Countries need to act now to address climate change and there is a need for collaborative approaches that connect citizens with policymakers to create sustainable solutions. The Paris Agreement notes that countries should “reach global peaking of greenhouse gas emissions as soon as possible” and “undertake rapid reductions thereafter in accordance with best available science.”
With this is mind, Manchester Metropolitan University (MMU), a UNAI member institution in the United Kingdom, has partnered with The Carbon Literacy Project to promote an economy based on low-carbon energy sources with minimal greenhouse gas emissions, in particular carbon dioxide.
The partnership seeks to activate a wide range of stakeholders to create a low carbon culture by making climate change education accessible to everyone. MMU is a pioneer of carbon literacy in higher education as one of the world’s first universities to help students become carbon literate through its innovative peer-to-peer Carbon Literacy for Staff and Students (CL4SS) training model.
This training model has enabled over 1,400 students to achieve a Carbon Literacy certification. The training is embedded in a range of academic programmes across the university, and is available to students and staff as an extracurricular activity, ensuring all members of the institution are prepared with the necessary skills to support the transition to a low carbon and sustainable economy and more importantly, to take action.
In 2020 eighty senior staff received student-led carbon literacy training. In response to the COVID-19 pandemic, the university developed a digital service to enable students and staff to access the training programme online. Participants undertake a series of interactive modules with self-learning and online workshops structured around group discussion and game-based activities.
In addition, the university has trained over 2,400 participants and over 240 trainers, who have worked with civil society and cultural organizations to deliver carbon literacy training to more than 7,500 further participants at the community level.
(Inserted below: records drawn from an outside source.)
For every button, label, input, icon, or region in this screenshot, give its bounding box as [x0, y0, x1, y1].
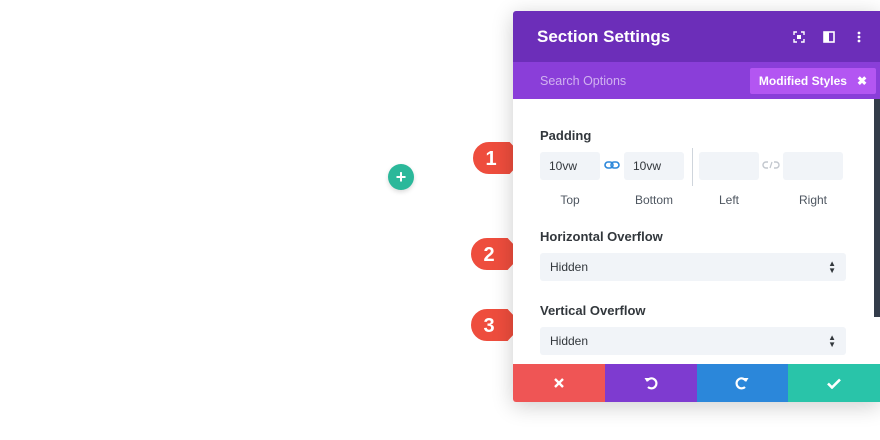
padding-label: Padding: [540, 128, 592, 143]
checkmark-icon: [827, 378, 842, 389]
padding-side-labels: Top Bottom Left Right: [540, 193, 854, 207]
vertical-overflow-label: Vertical Overflow: [540, 303, 646, 318]
padding-divider: [692, 148, 693, 186]
save-button[interactable]: [788, 364, 880, 402]
callout-number-3: 3: [483, 315, 494, 337]
undo-button[interactable]: [604, 364, 697, 402]
callout-number-2: 2: [483, 244, 494, 266]
page: + 1 2 3 Section Settings Mo: [0, 0, 880, 440]
redo-icon: [735, 377, 749, 390]
close-icon[interactable]: ✖: [857, 74, 867, 88]
modified-styles-button[interactable]: Modified Styles ✖: [749, 67, 876, 94]
horizontal-overflow-select[interactable]: Hidden ▲ ▼: [540, 253, 846, 281]
search-options-input[interactable]: [513, 73, 750, 88]
padding-top-input[interactable]: [540, 152, 600, 180]
undo-icon: [644, 377, 658, 390]
split-view-icon[interactable]: [814, 30, 844, 43]
horizontal-overflow-value: Hidden: [550, 260, 589, 274]
close-icon: [554, 378, 564, 388]
cancel-button[interactable]: [513, 364, 605, 402]
modified-styles-label: Modified Styles: [758, 73, 847, 88]
add-section-button[interactable]: +: [388, 164, 414, 190]
padding-top-label: Top: [560, 193, 580, 207]
modal-header: Section Settings: [513, 11, 880, 62]
padding-right-input[interactable]: [783, 152, 843, 180]
select-arrows-icon: ▲ ▼: [828, 259, 836, 275]
vertical-overflow-value: Hidden: [550, 334, 589, 348]
more-vertical-icon[interactable]: [844, 31, 874, 43]
callout-number-1: 1: [485, 148, 496, 170]
select-arrows-icon: ▲ ▼: [828, 333, 836, 349]
search-bar: Modified Styles ✖: [513, 62, 880, 99]
section-settings-modal: Section Settings Modified Styles ✖ Paddi…: [513, 11, 880, 402]
padding-left-input[interactable]: [699, 152, 759, 180]
link-icon[interactable]: [600, 157, 624, 175]
redo-button[interactable]: [696, 364, 789, 402]
padding-bottom-input[interactable]: [624, 152, 684, 180]
modal-footer: [513, 364, 880, 402]
modal-title: Section Settings: [537, 26, 671, 46]
padding-inputs: [540, 148, 854, 186]
unlink-icon[interactable]: [759, 157, 783, 175]
padding-bottom-label: Bottom: [634, 193, 673, 207]
horizontal-overflow-label: Horizontal Overflow: [540, 229, 663, 244]
padding-right-label: Right: [798, 193, 827, 207]
modal-body: Padding Top: [513, 99, 880, 364]
scrollbar[interactable]: [874, 99, 880, 317]
focus-icon[interactable]: [784, 30, 814, 43]
padding-left-label: Left: [718, 193, 739, 207]
vertical-overflow-select[interactable]: Hidden ▲ ▼: [540, 327, 846, 355]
The CL4SS training model has been shared beyond the MMU campus with a training toolkit disseminated to several dozen universities and colleges in the United Kingdom.
“We provide all the resources for staff and students to build their understanding of climate change and empower them to take action and influence others,” said Dr. Rachel Dunk and Jane Mörk, from MMU’s Department of Natural Sciences. “If more people are educated on this subject, the more positive changes and community support we will see,” an MMU graduate explained.
Carbon literacy training offers the chance to acquire knowledge to cut carbon footprints and the confidence to talk to others about this vital issue. According to The Carbon Literacy Project, MMU has been supporting the concept and delivering training “not just internally to staff, students and stakeholders, but also to external organizations. Its approach, building cascades of training delivery, one cohort to the next, has been instrumental.”